Monday, July 30, 2012

RON PAUL TRIUMPHANT

That tireless defender of civil liberties, limited government, and the Constitution, Dr. Ron Paul of Texas, is about to end his quarter century congressional career at the age of 77. No one in Congress has been more committed to our founding principles than Ron Paul. His imminent departure from Congress is therefore an incalculable loss for the United States and the world. On the eve of his departure, just when the pundits thought him incapable of achieving a political gain, he proved them wrong, the capstone to a career marked by independence from Republican sell-outs to big government and Democratic advocates of big government. On July 25, an astonishing 327 members of Congress voted in favor of his Audit the Fed bill, causing it to pass with the two-thirds majority required during the House’s suspension of its normal rules. Although the bill is one Harry Reid despises and will not let come to a floor vote in the Democratic Senate, the promise of a future when the Federal Reserve will be more transparent in its decision making appears brighter today than at any other time in American history. Senator Rand Paul, Ron Paul’s son, has pending S. 202, which is the Senate version of the House Audit the Fed bill.

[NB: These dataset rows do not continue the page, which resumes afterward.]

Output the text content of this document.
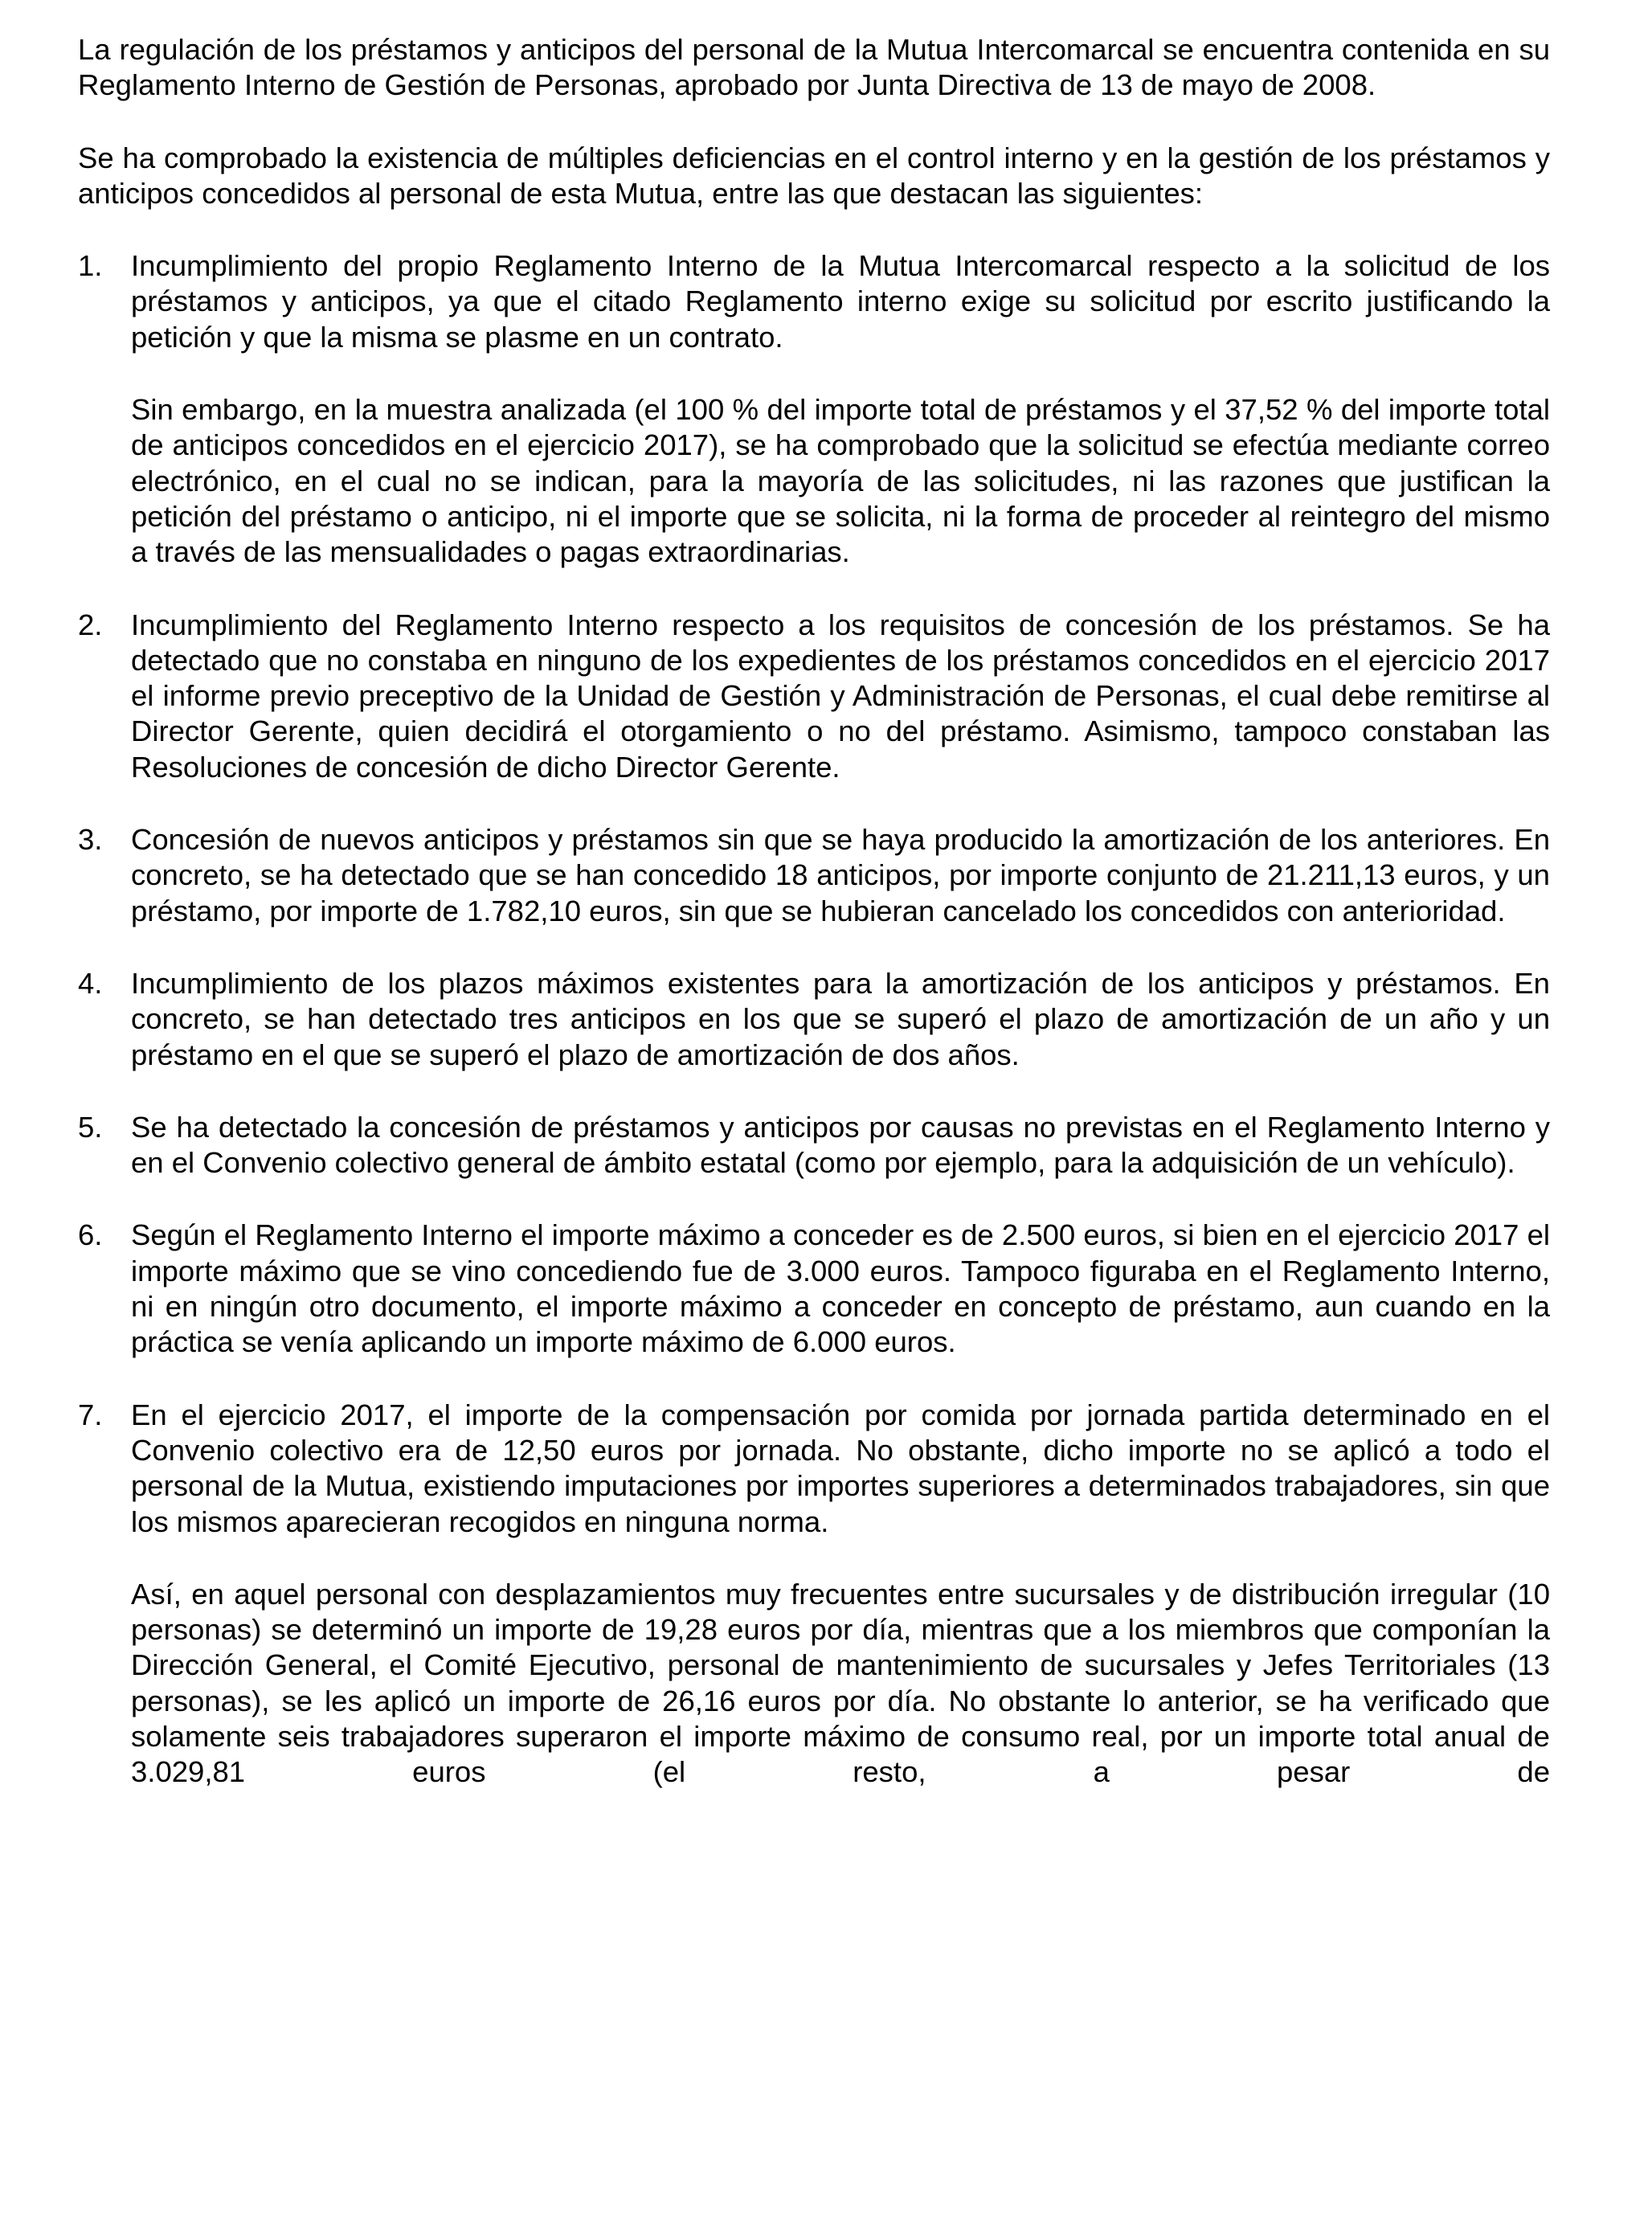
La regulación de los préstamos y anticipos del personal de la Mutua Intercomarcal se encuentra contenida en su Reglamento Interno de Gestión de Personas, aprobado por Junta Directiva de 13 de mayo de 2008.

Se ha comprobado la existencia de múltiples deficiencias en el control interno y en la gestión de los préstamos y anticipos concedidos al personal de esta Mutua, entre las que destacan las siguientes:

1. Incumplimiento del propio Reglamento Interno de la Mutua Intercomarcal respecto a la solicitud de los préstamos y anticipos, ya que el citado Reglamento interno exige su solicitud por escrito justificando la petición y que la misma se plasme en un contrato.

Sin embargo, en la muestra analizada (el 100 % del importe total de préstamos y el 37,52 % del importe total de anticipos concedidos en el ejercicio 2017), se ha comprobado que la solicitud se efectúa mediante correo electrónico, en el cual no se indican, para la mayoría de las solicitudes, ni las razones que justifican la petición del préstamo o anticipo, ni el importe que se solicita, ni la forma de proceder al reintegro del mismo a través de las mensualidades o pagas extraordinarias.

2. Incumplimiento del Reglamento Interno respecto a los requisitos de concesión de los préstamos. Se ha detectado que no constaba en ninguno de los expedientes de los préstamos concedidos en el ejercicio 2017 el informe previo preceptivo de la Unidad de Gestión y Administración de Personas, el cual debe remitirse al Director Gerente, quien decidirá el otorgamiento o no del préstamo. Asimismo, tampoco constaban las Resoluciones de concesión de dicho Director Gerente.

3. Concesión de nuevos anticipos y préstamos sin que se haya producido la amortización de los anteriores. En concreto, se ha detectado que se han concedido 18 anticipos, por importe conjunto de 21.211,13 euros, y un préstamo, por importe de 1.782,10 euros, sin que se hubieran cancelado los concedidos con anterioridad.

4. Incumplimiento de los plazos máximos existentes para la amortización de los anticipos y préstamos. En concreto, se han detectado tres anticipos en los que se superó el plazo de amortización de un año y un préstamo en el que se superó el plazo de amortización de dos años.

5. Se ha detectado la concesión de préstamos y anticipos por causas no previstas en el Reglamento Interno y en el Convenio colectivo general de ámbito estatal (como por ejemplo, para la adquisición de un vehículo).

6. Según el Reglamento Interno el importe máximo a conceder es de 2.500 euros, si bien en el ejercicio 2017 el importe máximo que se vino concediendo fue de 3.000 euros. Tampoco figuraba en el Reglamento Interno, ni en ningún otro documento, el importe máximo a conceder en concepto de préstamo, aun cuando en la práctica se venía aplicando un importe máximo de 6.000 euros.

7. En el ejercicio 2017, el importe de la compensación por comida por jornada partida determinado en el Convenio colectivo era de 12,50 euros por jornada. No obstante, dicho importe no se aplicó a todo el personal de la Mutua, existiendo imputaciones por importes superiores a determinados trabajadores, sin que los mismos aparecieran recogidos en ninguna norma.

Así, en aquel personal con desplazamientos muy frecuentes entre sucursales y de distribución irregular (10 personas) se determinó un importe de 19,28 euros por día, mientras que a los miembros que componían la Dirección General, el Comité Ejecutivo, personal de mantenimiento de sucursales y Jefes Territoriales (13 personas), se les aplicó un importe de 26,16 euros por día. No obstante lo anterior, se ha verificado que solamente seis trabajadores superaron el importe máximo de consumo real, por un importe total anual de 3.029,81 euros (el resto, a pesar de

Under Dr. Paul’s bill, the Government Accountability Office is authorized to examine the previously closed-door discussions of monetary policy performed at the central bank. Federal Reserve financials are already reviewed by an outside audit firm with results published by the central bank. The GAO also audits the Federal Reserve’s financials, but to date deliberations on policy decisions governing monetary policy have been shrouded in secrecy. Dr. Paul’s bill would force those secret deliberations into the light by eliminating the statutory exemption that has shielded them from GAO audits. “I think when people talk about independence and having this privacy of the central bank,” said Dr. Paul in the July 24 floor debate on the bill, “they want secrecy, and secrecy is not good. We should have privacy for the individual, but we should have openness of government all the time, and we’ve drifted a long way from that.”